In 1943, two scientists — a neuroscientist and a mathematician — sat down and asked a strange question: what if you could model a brain cell with math? That question launched an idea that took sixty years to mature, and today powers the systems that recognize your face, translate your words, and recommend what you watch next. Neural networks are named after brain cells called neurons, and that origin story is worth understanding — not only because the name stuck, but because knowing where the analogy fits (and where it falls apart) will help you understand exactly what these systems can and cannot do.
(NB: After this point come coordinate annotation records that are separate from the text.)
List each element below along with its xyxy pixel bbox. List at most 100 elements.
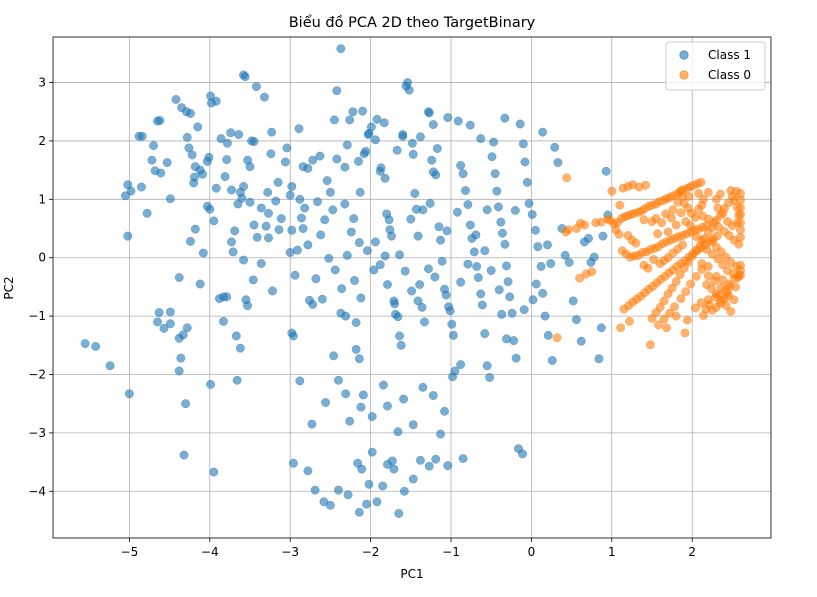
scatter-point	[424, 108, 434, 118]
scatter-point	[165, 194, 175, 204]
scatter-point	[673, 197, 683, 207]
scatter-point	[552, 333, 562, 343]
scatter-point	[345, 115, 355, 125]
scatter-point	[415, 280, 425, 290]
scatter-point	[298, 224, 308, 233]
scatter-point	[251, 82, 261, 92]
scatter-point	[456, 360, 466, 370]
y-tick-label: 1	[38, 192, 46, 206]
scatter-point	[436, 235, 445, 245]
scatter-point	[726, 306, 736, 316]
scatter-point	[687, 251, 697, 261]
scatter-point	[594, 354, 604, 364]
scatter-point	[232, 375, 242, 385]
scatter-point	[105, 361, 115, 371]
scatter-point	[671, 277, 681, 287]
scatter-point	[316, 230, 326, 240]
x-tick-label: −4	[201, 545, 219, 559]
y-tick-label: −1	[28, 309, 46, 323]
scatter-point	[496, 217, 506, 227]
scatter-point	[325, 500, 335, 510]
scatter-point	[263, 187, 273, 197]
scatter-point	[547, 356, 557, 365]
scatter-point	[136, 182, 146, 192]
legend-marker	[679, 70, 689, 80]
scatter-point	[431, 170, 441, 180]
scatter-point	[443, 113, 453, 123]
scatter-point	[162, 158, 172, 167]
scatter-point	[370, 135, 380, 145]
scatter-point	[303, 240, 313, 250]
x-tick-label: 0	[528, 545, 536, 559]
scatter-point	[533, 242, 543, 252]
scatter-point	[663, 289, 673, 299]
scatter-point	[179, 450, 189, 460]
scatter-point	[723, 291, 733, 301]
scatter-point	[366, 122, 376, 132]
scatter-point	[684, 191, 694, 201]
scatter-point	[147, 155, 157, 165]
y-tick-label: −4	[28, 484, 46, 498]
scatter-point	[186, 109, 195, 118]
scatter-point	[465, 220, 475, 230]
scatter-point	[456, 161, 466, 170]
scatter-point	[703, 187, 713, 197]
scatter-point	[647, 313, 657, 323]
scatter-point	[239, 255, 249, 265]
scatter-point	[341, 389, 351, 399]
scatter-point	[317, 294, 327, 304]
scatter-point	[310, 485, 320, 495]
scatter-point	[404, 85, 414, 95]
scatter-point	[580, 220, 589, 230]
scatter-point	[234, 130, 244, 139]
scatter-point	[362, 246, 372, 256]
scatter-point	[568, 296, 578, 306]
scatter-point	[273, 177, 283, 187]
scatter-point	[396, 340, 406, 350]
legend: Class 1 Class 0	[665, 41, 766, 91]
scatter-point	[509, 336, 519, 346]
scatter-point	[393, 312, 403, 322]
scatter-point	[325, 187, 335, 197]
series-class-0	[552, 173, 745, 350]
scatter-point	[280, 157, 290, 167]
scatter-point	[189, 178, 199, 188]
scatter-point	[271, 196, 281, 206]
scatter-point	[518, 139, 528, 149]
scatter-point	[663, 227, 673, 237]
scatter-point	[726, 186, 736, 196]
scatter-point	[387, 456, 397, 466]
scatter-point	[231, 331, 241, 341]
scatter-point	[354, 354, 364, 364]
scatter-point	[320, 215, 330, 225]
scatter-point	[500, 113, 510, 123]
scatter-point	[137, 131, 147, 141]
scatter-point	[399, 486, 409, 496]
scatter-point	[425, 198, 435, 208]
scatter-point	[413, 231, 423, 241]
scatter-point	[394, 509, 404, 518]
scatter-point	[123, 231, 133, 241]
scatter-point	[380, 173, 390, 183]
scatter-point	[361, 146, 371, 156]
scatter-point	[562, 173, 572, 183]
scatter-point	[174, 333, 184, 343]
scatter-point	[662, 323, 671, 333]
scatter-point	[415, 455, 425, 465]
scatter-point	[176, 353, 186, 363]
scatter-point	[440, 406, 450, 416]
scatter-point	[699, 234, 709, 243]
scatter-point	[407, 138, 417, 148]
scatter-point	[649, 255, 659, 264]
scatter-point	[186, 236, 195, 246]
scatter-point	[362, 499, 372, 509]
scatter-point	[494, 285, 504, 295]
scatter-point	[249, 137, 259, 146]
scatter-point	[245, 197, 255, 207]
scatter-point	[267, 127, 277, 137]
scatter-point	[211, 183, 221, 193]
scatter-point	[447, 319, 457, 329]
scatter-point	[369, 265, 379, 275]
scatter-point	[723, 217, 733, 226]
How the Brain Inspired the Idea

Your brain contains roughly 86 billion neurons. Each neuron is a cell that receives signals through branch-like structures called dendrites, processes those signals in its cell body, and fires an output signal down a long fiber called an axon to the next neuron. Whether a neuron fires depends on how strong the combined incoming signals are. If they cross a threshold, the neuron fires. If they do not, it stays quiet. This firing-or-not-firing property is what the early researchers found interesting. It seemed almost like a logic gate — a switch that could be on or off. What if you built a mathematical object that worked the same way? Receive some numbers, add them up, and produce an output? That idea became the artificial neuron, and collections of artificial neurons became artificial neural networks. The name stuck. The inspiration was real. But from here, the paths of biology and computer science diverge sharply.

The 'loosely inspired' part is doing real work in that definition. Biological neurons use electrochemical signals; artificial neurons use floating-point numbers. Biological neurons can have tens of thousands of connections and change their structure physically over a lifetime; artificial neurons have fixed numbers of inputs and adjust only their weights (numbers that we will explore in the next lesson). A biological brain runs on about 20 watts of power and is embodied in a living organism with senses, hunger, and emotions. A large artificial neural network trains on thousands of specialized chips drawing megawatts of power, and it has none of those things. The analogy is useful as a starting point — it explains the vocabulary. But do not let it mislead you into thinking neural networks work the way brains work, or that they understand the world the way you do.

Where the Analogy Breaks Down

Here are the most important places where the brain comparison stops being accurate: First, scale and complexity. The human brain is not just a very large neural network. Its neurons have vastly different types, shapes, and functions. Some fire in rhythmic patterns; some are inhibitory; some are involved in attention and emotion in ways that have no counterpart in a feedforward neural network. Second, learning. The brain learns continuously throughout life through dozens of mechanisms. Artificial neural networks learn by a specific mathematical algorithm (called backpropagation, which you will study in Lesson 6) applied over a fixed training period. They do not keep learning after deployment without being retrained. Third, energy and embodiment. A brain evolved over millions of years to survive in a physical world. An artificial neural network is a text file of numbers on a server. The 'thinking' it does is matrix multiplication, not lived experience. None of this makes neural networks less impressive — their achievements are remarkable. It just means the brain analogy is a metaphor, not a blueprint.